L’autre difficulté et pas des moindres, c’est que pour accepter sur le moyen terme les frustrations et contraintes qui permettent de construire une vie sociale normale, encore faudrait-il qu’il y ait des perspectives tangibles d’une intégration positive, d’un travail, d’un revenu, d’une accession aux biens de consommation, toutes choses rendues presque illusoires par le chômage de masse dont les jeunes sont les premières victimes. Sans ces possibilités d’intégrer durablement le marché du travail, les contrats aidés auxquels ils sont abonnés sont vidés de leur sens, ils ne peuvent plus jouer leur rôle de sas temporaire. Mais surtout cette pénurie de travail qui les touche très fortement prive l’ensemble de la société d’un formidable outil d’intégration sociale de deuxième chance, nombre d’entre eux pourraient en effet trouver dans le monde de l’entreprise un environnement humain favorable à leur construction de jeune adulte dans laquelle leur environnement familial a échoué.

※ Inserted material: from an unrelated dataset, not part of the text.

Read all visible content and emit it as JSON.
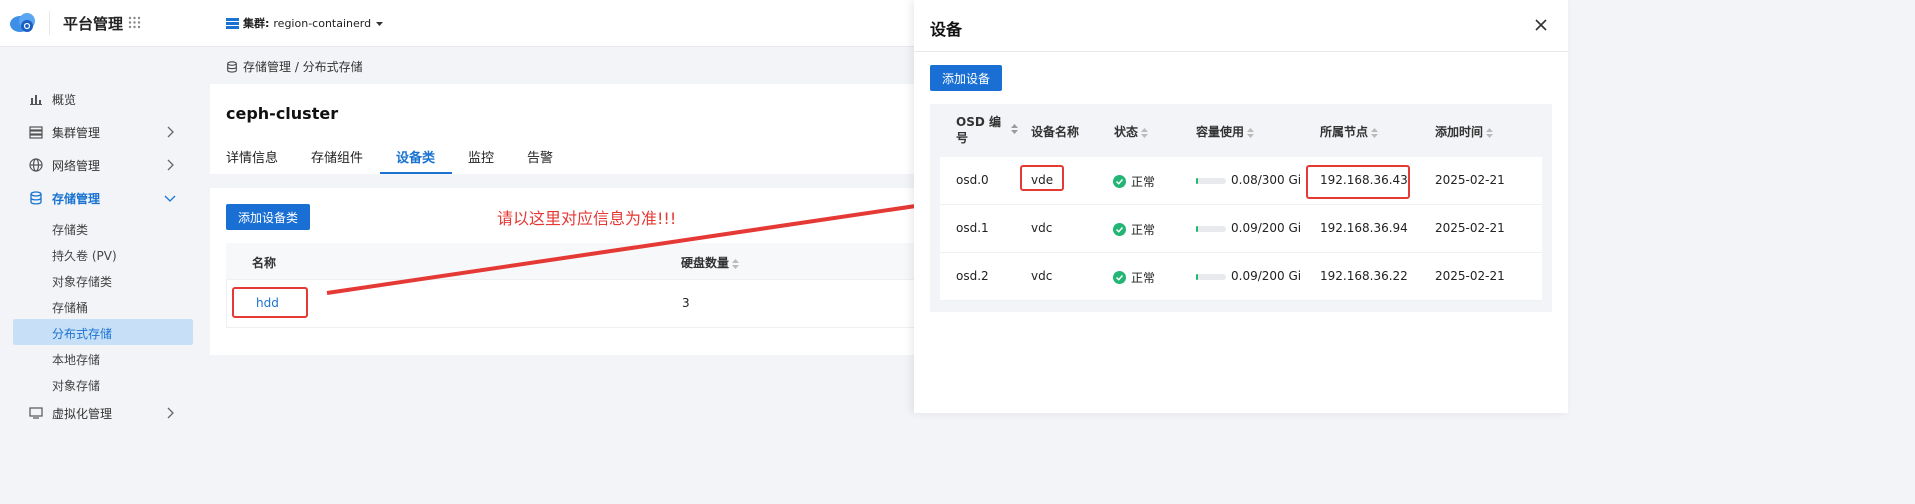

C’est ce peu de perspectives et la succession des beaux discours de tous bords mais qui n’ont jamais permis de réduire sérieusement le chômage des jeunes, qui conduit toute une génération de jeunes à un profond découragement, et pour certains à prendre la seule voie qui ose s’en prendre radicalement à ce "système occidental" qui les exclu, une voie qui leur offre à la fois une forme de sens à leurs malheurs et la possibilité de canaliser frustrations et violences : le djihad.

C’est dire que nous ne réglerons pas le problème du terrorisme par le seul moyen de nos forces armées et de sécurité, seule l’intégration de tous au « banquet » qui passe notamment par la fin du chômage des jeunes serait susceptible de traiter à la fois les effets et les causes endogènes de cette violence.